PhD Thesis.Audio effects modeling is the process of emulating an audio effect unit and seeks
to recreate the sound, behaviour and main perceptual features of an analog reference
device. Audio effect units are analog or digital signal processing systems
that transform certain characteristics of the sound source. These transformations
can be linear or nonlinear, time-invariant or time-varying and with short-term and
long-term memory. Most typical audio effect transformations are based on dynamics,
such as compression; tone such as distortion; frequency such as equalization;
and time such as artificial reverberation or modulation based audio effects.
The digital simulation of these audio processors is normally done by designing
mathematical models of these systems. This is often difficult because it seeks to
accurately model all components within the effect unit, which usually contains
mechanical elements together with nonlinear and time-varying analog electronics.
Most existing methods for audio effects modeling are either simplified or optimized
to a very specific circuit or type of audio effect and cannot be efficiently
translated to other types of audio effects.
This thesis aims to explore deep learning architectures for music signal processing
in the context of audio effects modeling. We investigate deep neural networks
as black-box modeling strategies to solve this task, i.e. by using only input-output
measurements. We propose different DSP-informed deep learning models to emulate
each type of audio effect transformations.
Through objective perceptual-based metrics and subjective listening tests we
explore the performance of these models when modeling various analog audio effects.
Also, we analyze how the given tasks are accomplished and what the models
are actually learning.

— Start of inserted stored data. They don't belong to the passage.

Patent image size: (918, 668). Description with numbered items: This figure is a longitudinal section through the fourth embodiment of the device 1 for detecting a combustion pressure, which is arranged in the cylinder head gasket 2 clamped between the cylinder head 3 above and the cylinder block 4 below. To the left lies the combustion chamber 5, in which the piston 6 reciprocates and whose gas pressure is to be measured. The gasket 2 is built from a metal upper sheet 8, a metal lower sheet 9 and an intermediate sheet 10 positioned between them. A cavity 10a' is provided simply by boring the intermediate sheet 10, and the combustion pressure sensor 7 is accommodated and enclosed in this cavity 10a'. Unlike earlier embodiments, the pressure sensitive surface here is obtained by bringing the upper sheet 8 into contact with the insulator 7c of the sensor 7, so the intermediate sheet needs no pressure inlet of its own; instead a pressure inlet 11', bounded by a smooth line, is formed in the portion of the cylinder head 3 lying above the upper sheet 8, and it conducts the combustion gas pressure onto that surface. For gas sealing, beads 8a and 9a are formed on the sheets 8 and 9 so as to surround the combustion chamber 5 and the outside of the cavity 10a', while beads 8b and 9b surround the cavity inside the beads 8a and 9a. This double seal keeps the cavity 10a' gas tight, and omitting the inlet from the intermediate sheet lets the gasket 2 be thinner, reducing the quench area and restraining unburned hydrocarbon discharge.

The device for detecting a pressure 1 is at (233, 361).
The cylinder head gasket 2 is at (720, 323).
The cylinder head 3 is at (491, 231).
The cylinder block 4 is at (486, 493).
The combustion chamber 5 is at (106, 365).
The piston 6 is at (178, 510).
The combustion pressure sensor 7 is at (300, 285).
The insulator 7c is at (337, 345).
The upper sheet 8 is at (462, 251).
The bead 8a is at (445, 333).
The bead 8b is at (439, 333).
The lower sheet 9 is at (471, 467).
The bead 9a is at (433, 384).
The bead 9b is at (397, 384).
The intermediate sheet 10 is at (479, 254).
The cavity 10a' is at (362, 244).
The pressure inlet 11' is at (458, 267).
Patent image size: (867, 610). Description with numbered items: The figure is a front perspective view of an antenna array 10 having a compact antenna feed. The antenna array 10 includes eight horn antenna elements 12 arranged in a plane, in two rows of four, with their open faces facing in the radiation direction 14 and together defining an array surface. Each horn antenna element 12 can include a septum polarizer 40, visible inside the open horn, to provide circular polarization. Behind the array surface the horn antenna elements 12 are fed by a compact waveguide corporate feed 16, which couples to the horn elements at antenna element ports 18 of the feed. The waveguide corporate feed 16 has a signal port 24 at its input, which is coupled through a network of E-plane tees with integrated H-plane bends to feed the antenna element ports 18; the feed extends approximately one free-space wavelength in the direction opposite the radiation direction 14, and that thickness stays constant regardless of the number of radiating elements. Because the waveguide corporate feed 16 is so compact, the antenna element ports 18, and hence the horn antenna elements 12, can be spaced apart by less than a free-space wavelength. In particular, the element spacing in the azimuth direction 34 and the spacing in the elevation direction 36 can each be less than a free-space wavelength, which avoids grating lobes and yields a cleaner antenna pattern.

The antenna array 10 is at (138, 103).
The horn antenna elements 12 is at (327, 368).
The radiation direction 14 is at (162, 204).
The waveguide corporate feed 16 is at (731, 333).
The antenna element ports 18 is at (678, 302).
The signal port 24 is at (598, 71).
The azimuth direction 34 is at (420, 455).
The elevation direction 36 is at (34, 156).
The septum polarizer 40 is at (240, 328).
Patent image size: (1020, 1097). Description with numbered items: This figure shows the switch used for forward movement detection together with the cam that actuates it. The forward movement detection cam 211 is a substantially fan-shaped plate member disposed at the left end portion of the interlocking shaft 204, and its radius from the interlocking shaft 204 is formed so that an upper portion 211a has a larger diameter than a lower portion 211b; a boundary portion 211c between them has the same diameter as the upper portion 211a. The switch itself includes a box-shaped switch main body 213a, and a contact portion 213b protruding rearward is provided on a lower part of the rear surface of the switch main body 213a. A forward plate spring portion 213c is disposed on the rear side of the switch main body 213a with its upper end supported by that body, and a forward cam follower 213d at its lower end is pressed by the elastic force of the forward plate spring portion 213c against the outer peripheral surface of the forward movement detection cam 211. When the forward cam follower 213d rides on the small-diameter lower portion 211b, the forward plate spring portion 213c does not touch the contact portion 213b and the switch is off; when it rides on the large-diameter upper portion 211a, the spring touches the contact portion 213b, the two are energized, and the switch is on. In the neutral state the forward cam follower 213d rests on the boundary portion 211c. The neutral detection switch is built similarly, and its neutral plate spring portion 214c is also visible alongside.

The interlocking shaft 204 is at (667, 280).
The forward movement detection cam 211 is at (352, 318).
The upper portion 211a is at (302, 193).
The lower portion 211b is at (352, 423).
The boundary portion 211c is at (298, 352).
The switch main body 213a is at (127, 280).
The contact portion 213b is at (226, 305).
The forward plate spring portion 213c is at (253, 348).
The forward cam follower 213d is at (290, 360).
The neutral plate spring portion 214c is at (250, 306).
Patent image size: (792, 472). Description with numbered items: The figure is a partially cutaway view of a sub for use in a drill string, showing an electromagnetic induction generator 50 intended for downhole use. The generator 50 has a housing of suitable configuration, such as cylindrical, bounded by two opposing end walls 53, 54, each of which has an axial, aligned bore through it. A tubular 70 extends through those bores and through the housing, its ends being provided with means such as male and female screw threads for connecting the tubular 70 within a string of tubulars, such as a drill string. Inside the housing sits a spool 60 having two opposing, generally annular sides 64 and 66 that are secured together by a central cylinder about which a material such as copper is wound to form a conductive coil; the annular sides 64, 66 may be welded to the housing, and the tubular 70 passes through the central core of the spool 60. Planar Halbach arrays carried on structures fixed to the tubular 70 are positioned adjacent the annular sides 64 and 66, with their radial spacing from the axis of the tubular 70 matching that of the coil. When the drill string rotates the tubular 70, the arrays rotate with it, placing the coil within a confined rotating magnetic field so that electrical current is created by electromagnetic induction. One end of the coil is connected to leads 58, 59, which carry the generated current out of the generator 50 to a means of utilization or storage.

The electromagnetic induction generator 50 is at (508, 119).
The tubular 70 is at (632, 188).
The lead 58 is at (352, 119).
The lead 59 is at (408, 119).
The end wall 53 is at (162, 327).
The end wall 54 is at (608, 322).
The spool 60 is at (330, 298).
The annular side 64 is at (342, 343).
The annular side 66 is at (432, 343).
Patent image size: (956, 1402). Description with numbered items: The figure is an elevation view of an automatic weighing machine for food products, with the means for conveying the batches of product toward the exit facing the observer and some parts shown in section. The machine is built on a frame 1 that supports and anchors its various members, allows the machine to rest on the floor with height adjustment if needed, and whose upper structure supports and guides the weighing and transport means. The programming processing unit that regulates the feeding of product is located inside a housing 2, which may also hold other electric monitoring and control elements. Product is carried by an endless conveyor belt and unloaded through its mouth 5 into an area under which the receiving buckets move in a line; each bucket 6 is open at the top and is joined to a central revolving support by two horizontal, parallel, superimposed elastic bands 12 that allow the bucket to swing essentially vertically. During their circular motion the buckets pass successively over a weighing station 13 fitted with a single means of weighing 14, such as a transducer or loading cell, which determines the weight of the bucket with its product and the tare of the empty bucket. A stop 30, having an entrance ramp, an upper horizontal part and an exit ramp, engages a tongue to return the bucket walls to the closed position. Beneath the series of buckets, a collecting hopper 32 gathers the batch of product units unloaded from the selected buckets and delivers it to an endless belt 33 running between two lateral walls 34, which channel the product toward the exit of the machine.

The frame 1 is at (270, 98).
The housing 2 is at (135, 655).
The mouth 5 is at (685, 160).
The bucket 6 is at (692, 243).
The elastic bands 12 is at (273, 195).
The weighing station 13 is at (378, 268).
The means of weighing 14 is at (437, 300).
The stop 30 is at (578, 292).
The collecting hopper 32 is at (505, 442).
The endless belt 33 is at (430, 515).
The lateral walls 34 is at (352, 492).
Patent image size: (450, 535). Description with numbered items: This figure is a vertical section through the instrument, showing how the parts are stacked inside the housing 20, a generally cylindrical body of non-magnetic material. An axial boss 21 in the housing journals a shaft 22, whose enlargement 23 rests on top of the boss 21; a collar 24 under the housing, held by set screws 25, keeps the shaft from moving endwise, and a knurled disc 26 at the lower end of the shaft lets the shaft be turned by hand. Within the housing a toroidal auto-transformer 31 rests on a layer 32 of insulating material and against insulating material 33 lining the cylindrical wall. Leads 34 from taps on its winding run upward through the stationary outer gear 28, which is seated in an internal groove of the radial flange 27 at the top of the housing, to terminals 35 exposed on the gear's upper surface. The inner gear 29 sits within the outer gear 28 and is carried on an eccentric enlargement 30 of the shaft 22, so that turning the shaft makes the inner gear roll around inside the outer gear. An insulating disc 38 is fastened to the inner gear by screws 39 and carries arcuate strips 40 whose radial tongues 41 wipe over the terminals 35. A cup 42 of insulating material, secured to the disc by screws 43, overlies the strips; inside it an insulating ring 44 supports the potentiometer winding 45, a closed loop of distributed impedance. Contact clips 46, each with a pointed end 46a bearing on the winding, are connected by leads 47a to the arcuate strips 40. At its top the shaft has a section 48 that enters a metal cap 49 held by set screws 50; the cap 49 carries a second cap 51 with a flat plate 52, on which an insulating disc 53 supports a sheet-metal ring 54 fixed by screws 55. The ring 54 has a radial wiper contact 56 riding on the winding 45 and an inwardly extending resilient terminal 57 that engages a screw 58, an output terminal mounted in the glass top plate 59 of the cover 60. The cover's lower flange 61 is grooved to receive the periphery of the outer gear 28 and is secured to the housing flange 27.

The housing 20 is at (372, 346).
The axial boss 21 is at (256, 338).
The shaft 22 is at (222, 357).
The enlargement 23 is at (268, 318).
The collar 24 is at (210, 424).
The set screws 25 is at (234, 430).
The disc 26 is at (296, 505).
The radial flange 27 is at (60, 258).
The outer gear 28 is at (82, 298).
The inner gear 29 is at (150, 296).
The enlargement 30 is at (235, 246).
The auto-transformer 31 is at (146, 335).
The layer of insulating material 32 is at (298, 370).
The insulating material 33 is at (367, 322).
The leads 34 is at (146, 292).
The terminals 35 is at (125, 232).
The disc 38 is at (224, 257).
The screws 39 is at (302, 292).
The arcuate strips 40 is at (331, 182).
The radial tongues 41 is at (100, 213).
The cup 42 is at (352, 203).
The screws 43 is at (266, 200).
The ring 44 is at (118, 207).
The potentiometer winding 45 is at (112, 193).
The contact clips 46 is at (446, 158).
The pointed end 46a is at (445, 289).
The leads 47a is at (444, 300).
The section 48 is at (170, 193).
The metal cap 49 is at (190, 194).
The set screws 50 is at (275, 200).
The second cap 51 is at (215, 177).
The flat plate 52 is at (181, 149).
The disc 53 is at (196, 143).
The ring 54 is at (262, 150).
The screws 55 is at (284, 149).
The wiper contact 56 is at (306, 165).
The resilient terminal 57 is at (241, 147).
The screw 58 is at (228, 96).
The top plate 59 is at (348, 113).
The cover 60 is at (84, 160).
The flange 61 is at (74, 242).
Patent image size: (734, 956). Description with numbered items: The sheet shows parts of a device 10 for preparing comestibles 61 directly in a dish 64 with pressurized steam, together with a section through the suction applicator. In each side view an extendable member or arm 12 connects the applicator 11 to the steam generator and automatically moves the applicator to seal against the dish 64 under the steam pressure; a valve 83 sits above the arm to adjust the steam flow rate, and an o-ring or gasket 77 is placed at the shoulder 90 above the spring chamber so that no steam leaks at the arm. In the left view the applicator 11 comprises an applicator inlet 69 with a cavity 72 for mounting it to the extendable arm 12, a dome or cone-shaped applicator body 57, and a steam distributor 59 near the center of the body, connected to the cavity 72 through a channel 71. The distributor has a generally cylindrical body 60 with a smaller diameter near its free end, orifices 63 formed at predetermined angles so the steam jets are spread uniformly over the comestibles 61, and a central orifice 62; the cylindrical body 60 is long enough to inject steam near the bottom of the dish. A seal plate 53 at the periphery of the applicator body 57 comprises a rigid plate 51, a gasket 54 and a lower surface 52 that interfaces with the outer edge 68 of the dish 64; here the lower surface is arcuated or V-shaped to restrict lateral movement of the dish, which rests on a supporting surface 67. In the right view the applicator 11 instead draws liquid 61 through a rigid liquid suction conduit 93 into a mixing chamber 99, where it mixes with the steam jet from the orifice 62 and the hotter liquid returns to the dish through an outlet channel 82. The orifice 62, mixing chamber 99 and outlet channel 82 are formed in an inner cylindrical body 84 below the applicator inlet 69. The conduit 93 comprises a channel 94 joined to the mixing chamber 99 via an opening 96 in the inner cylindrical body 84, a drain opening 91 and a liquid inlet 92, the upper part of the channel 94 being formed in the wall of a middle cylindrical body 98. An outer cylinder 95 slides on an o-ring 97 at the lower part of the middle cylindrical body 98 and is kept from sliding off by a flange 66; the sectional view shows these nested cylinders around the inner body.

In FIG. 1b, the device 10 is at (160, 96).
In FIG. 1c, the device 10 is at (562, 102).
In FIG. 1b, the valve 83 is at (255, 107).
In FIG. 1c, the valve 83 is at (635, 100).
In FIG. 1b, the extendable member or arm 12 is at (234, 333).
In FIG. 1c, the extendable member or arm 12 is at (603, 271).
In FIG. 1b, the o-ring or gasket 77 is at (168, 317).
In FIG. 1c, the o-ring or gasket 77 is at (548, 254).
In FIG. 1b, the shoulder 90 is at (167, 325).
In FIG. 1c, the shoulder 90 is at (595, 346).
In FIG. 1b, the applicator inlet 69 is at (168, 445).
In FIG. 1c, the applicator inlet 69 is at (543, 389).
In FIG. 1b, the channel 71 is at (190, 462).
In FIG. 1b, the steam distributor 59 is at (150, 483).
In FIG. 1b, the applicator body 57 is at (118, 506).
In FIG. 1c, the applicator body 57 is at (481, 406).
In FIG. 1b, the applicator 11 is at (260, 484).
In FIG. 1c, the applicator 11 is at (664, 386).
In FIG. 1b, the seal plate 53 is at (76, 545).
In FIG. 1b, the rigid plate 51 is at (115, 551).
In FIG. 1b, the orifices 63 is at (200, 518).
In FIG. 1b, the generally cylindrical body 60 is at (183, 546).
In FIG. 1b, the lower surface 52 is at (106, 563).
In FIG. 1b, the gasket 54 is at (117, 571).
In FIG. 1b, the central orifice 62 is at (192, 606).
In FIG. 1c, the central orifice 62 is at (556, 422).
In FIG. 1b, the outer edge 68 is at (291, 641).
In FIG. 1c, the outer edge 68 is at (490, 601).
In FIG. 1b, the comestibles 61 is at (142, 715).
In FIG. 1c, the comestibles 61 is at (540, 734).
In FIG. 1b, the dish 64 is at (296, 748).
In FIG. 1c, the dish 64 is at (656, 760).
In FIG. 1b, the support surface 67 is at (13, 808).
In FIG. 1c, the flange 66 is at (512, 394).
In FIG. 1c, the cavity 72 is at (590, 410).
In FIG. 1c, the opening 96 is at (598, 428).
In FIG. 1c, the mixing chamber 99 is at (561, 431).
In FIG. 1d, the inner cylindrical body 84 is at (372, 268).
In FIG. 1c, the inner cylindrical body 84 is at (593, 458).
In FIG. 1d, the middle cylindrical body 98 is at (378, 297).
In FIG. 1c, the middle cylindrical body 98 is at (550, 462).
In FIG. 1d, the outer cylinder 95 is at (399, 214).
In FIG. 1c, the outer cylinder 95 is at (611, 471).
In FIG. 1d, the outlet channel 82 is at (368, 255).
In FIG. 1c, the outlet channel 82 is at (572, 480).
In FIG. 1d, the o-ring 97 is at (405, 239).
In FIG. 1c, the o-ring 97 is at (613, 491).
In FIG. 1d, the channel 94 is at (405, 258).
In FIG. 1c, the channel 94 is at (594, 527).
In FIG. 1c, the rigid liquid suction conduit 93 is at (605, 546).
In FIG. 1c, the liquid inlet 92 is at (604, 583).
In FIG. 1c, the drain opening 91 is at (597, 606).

We show virtual analog models of nonlinear effects, such as
a tube preamplifier; nonlinear effects with memory, such as a transistor-based limiter;
and electromechanical nonlinear time-varying effects, such as a Leslie speaker
cabinet and plate and spring reverberators.
We report that the proposed deep learning architectures represent an improvement
of the state-of-the-art in black-box modeling of audio effects and the respective
directions of future work are given